The problem with democracy, according to the old adage, is that “you get the leaders you deserve” (Joseph de Maistre).
Which raises the question: What are we doing to deserve someone like Donald Trump?
For many of us, the fact that someone like him has made it this far is enough to trigger acid reflux.
It is an indictment of our culture, and it raises questions.
Questions like: Is this really happening?
Are Americans really nominating a reality TV star with a penchant for misogyny that is matched only by his love of spray tans, xenophobia, narcissism, and a braggadocios meanness?

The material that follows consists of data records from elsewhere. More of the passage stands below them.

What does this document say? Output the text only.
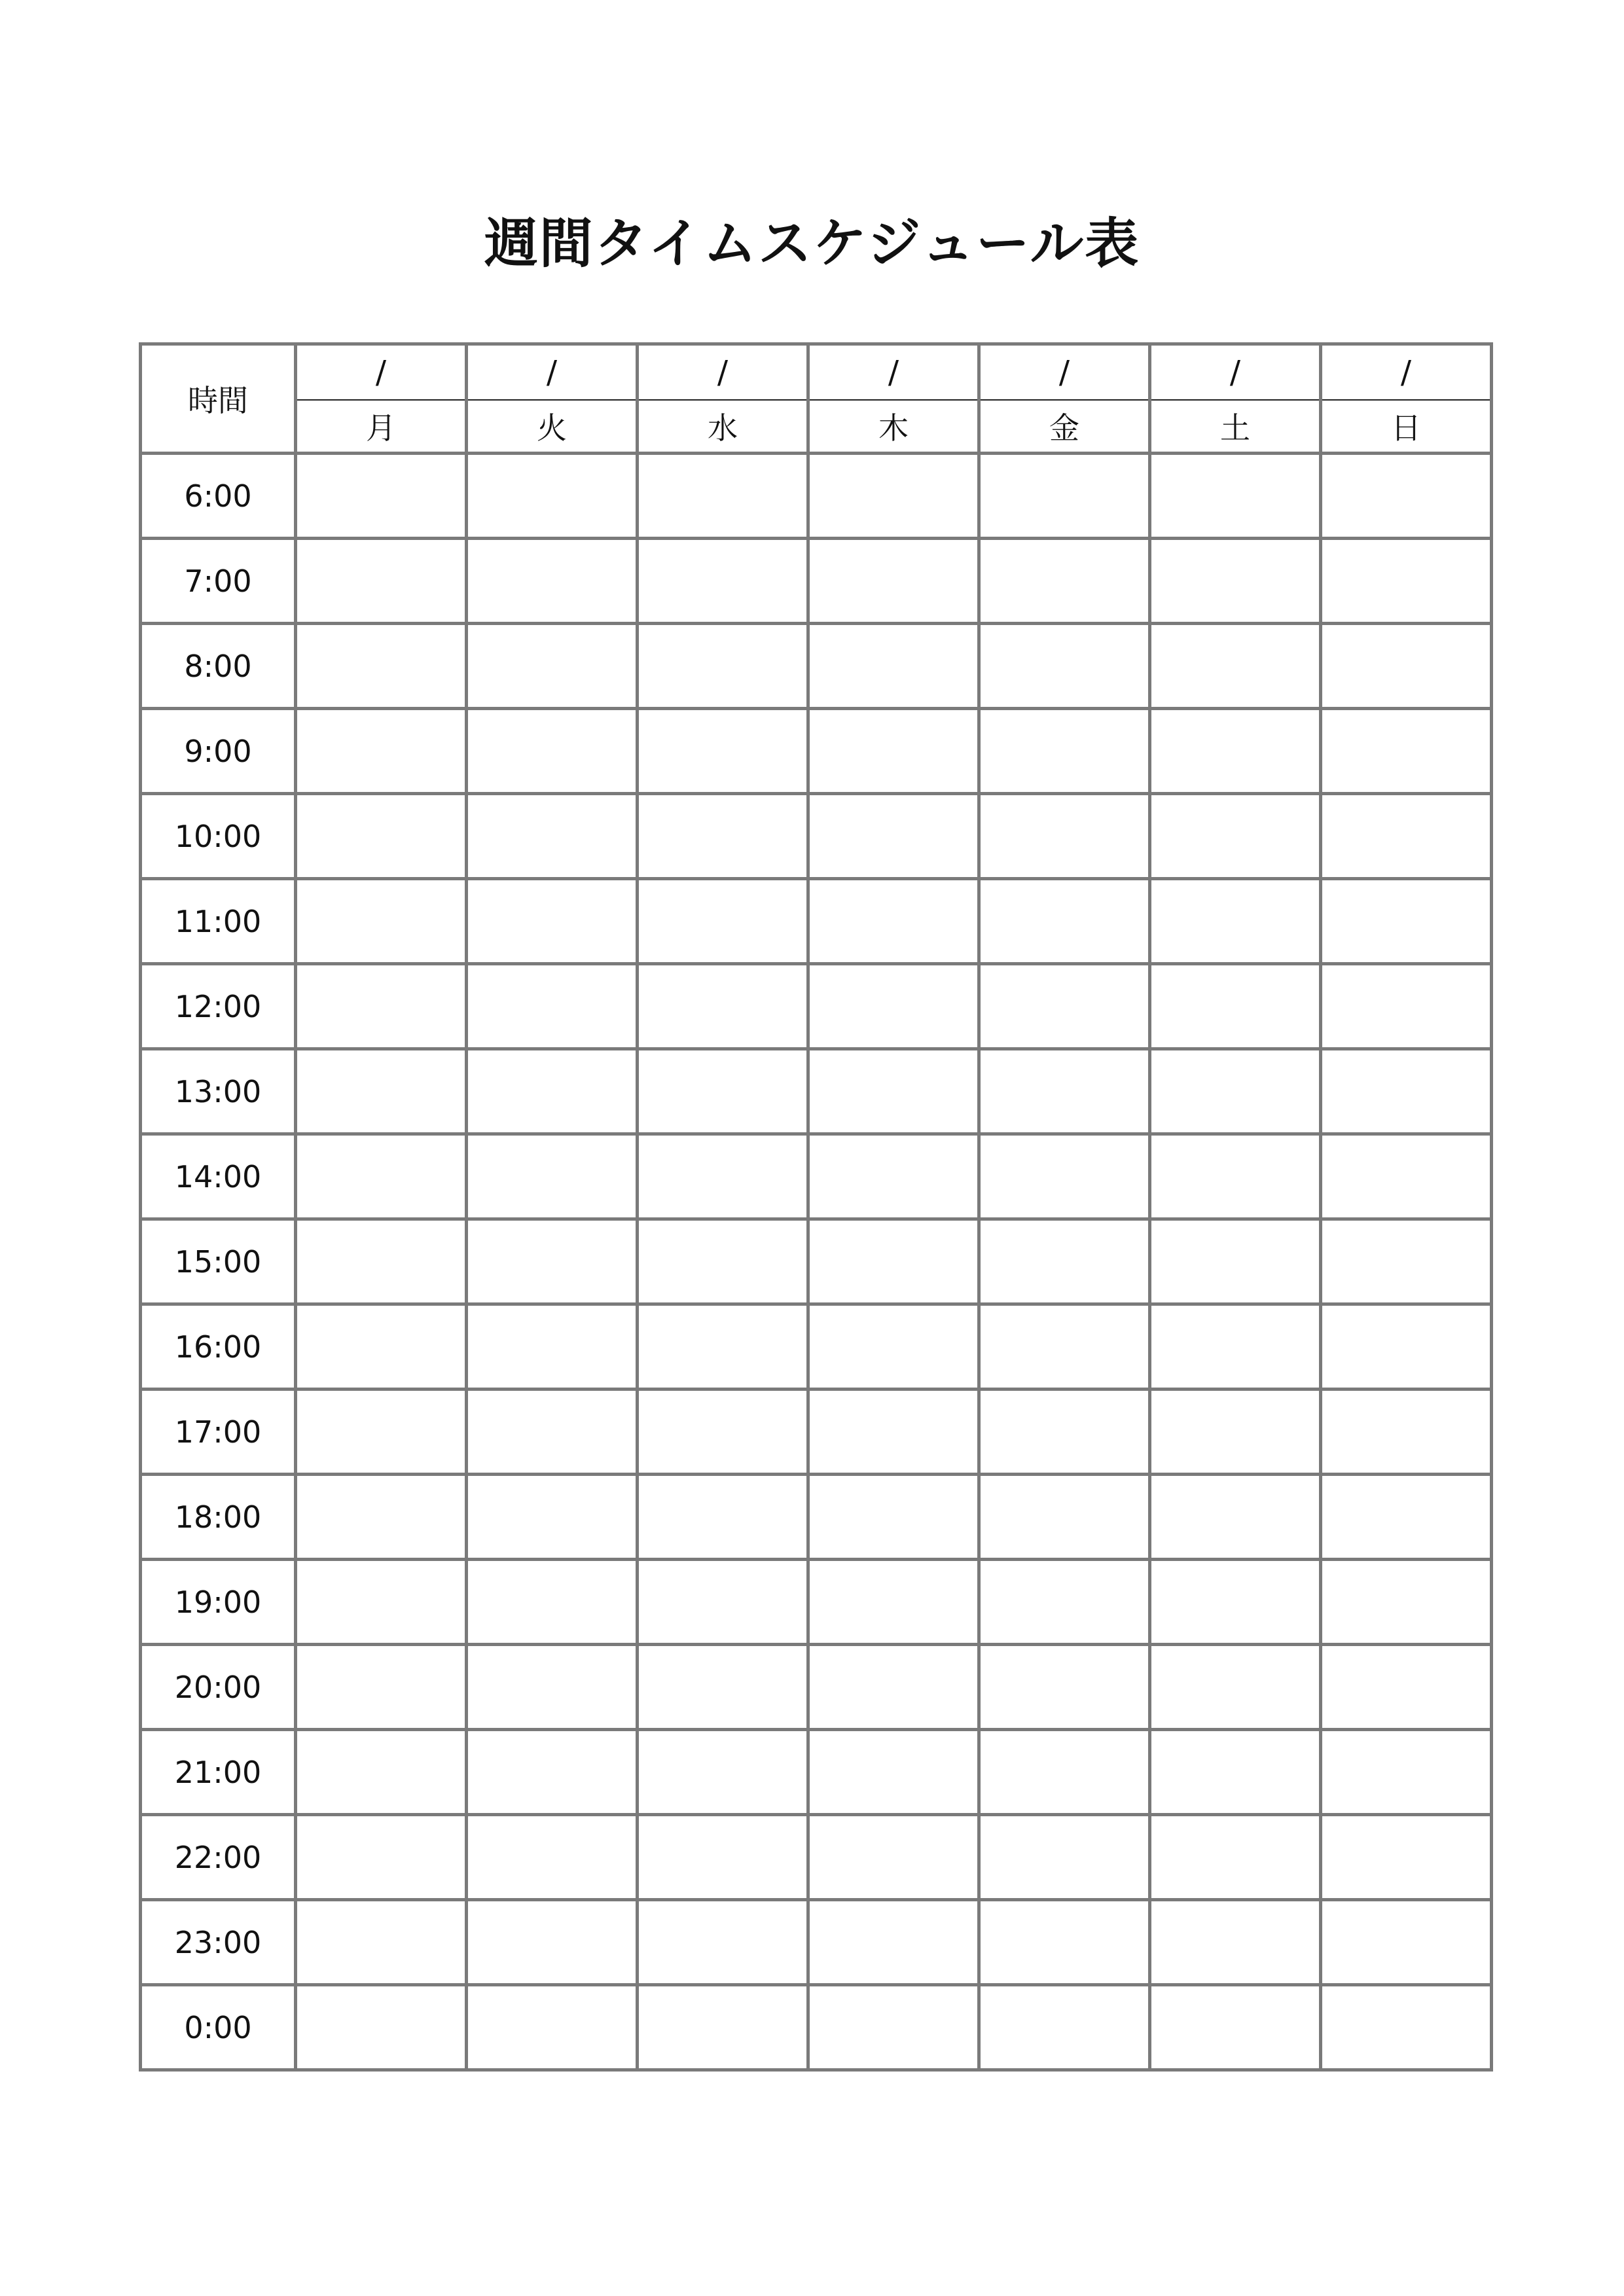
週間タイムスケジュール表
時間	/	/	/	/	/	/	/
	月	火	水	木	金	土	日
6:00							
7:00							
8:00							
9:00							
10:00							
11:00							
12:00							
13:00							
14:00							
15:00							
16:00							
17:00							
18:00							
19:00							
20:00							
21:00							
22:00							
23:00							
0:00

In fairness, my suspicion is that there is enough blame to go around for the rise of Trump, and it extends to both sides of the aisle. Both parties have failed working class Americans, and there is justifiable frustration with certain currents of political correctness. For every action, there is an equal and opposite reaction. And so the pendulum swings, until it puts an eye out.
Still, such moments are useful for some soul searching. And as a theology professor, that’s the part I’m interested in.
Consider the following:
Not long ago, when the optimism of the Arab Spring turned to the eternal winter of sectarian violence, I recall hearing something like the following applied to places like Egypt, as well as elsewhere:
Some cultures (read: Muslims) can’t handle democracy, because if given the chance, their angry and ignored constituencies will choose violent and abusive leaders—immoral opportunists—who will stoke the pent up passions of the mob and smash dissenting voices in a wave of sanctioned violence.
Such arguments carry more than hint of cultural superiority, if not outright racism.
Yet as I watched a U.S. presidential frontrunner openly, and on more than one occasion, incite supporters to violence in exchange for legal fees(!), I wondered if there was perhaps a grain of truth to the above contention. Not in Egypt, mind you—with the Muslim Brotherhood—but here.
At the risk of repetition, I’m not saying that the angrier-than-thou supporters of “the great orange-haired unintended consequence” don’t have reasons for their outrage. As Marilynn Robinson phrased it:
“The public is exasperated by the political system to the point that it is enjoying a kind of catharsis, the indiscriminate smashing of things as performance art.”
That sounds accurate.
And when you’re angry, it feels good to smash things.
Yet when the demolition is directed against the very house you live in, the catharsis comes at quite a cost. If the political fire you set is in your living room, then you stand to lose some things in this bonfire of inanities.
So what’s the takeaway?
Despite everything, my assumption is that democracy–that worst of all forms of human governance, except for all the others–is a gift of inestimable value. And like all gifts, not least of all God’s grace, we can’t deserve it.
Yet as any parent might say to a child engaged in such gleefully destructive Christmas present smashing:
“This is why we can’t have nice things.”
And if it continues, we won’t.
NB: This post should not be taken as a tacit endorsement of any other political candidate or party. And if you are a Donald Trump supporter, I still love you, so please don’t sucker punch me.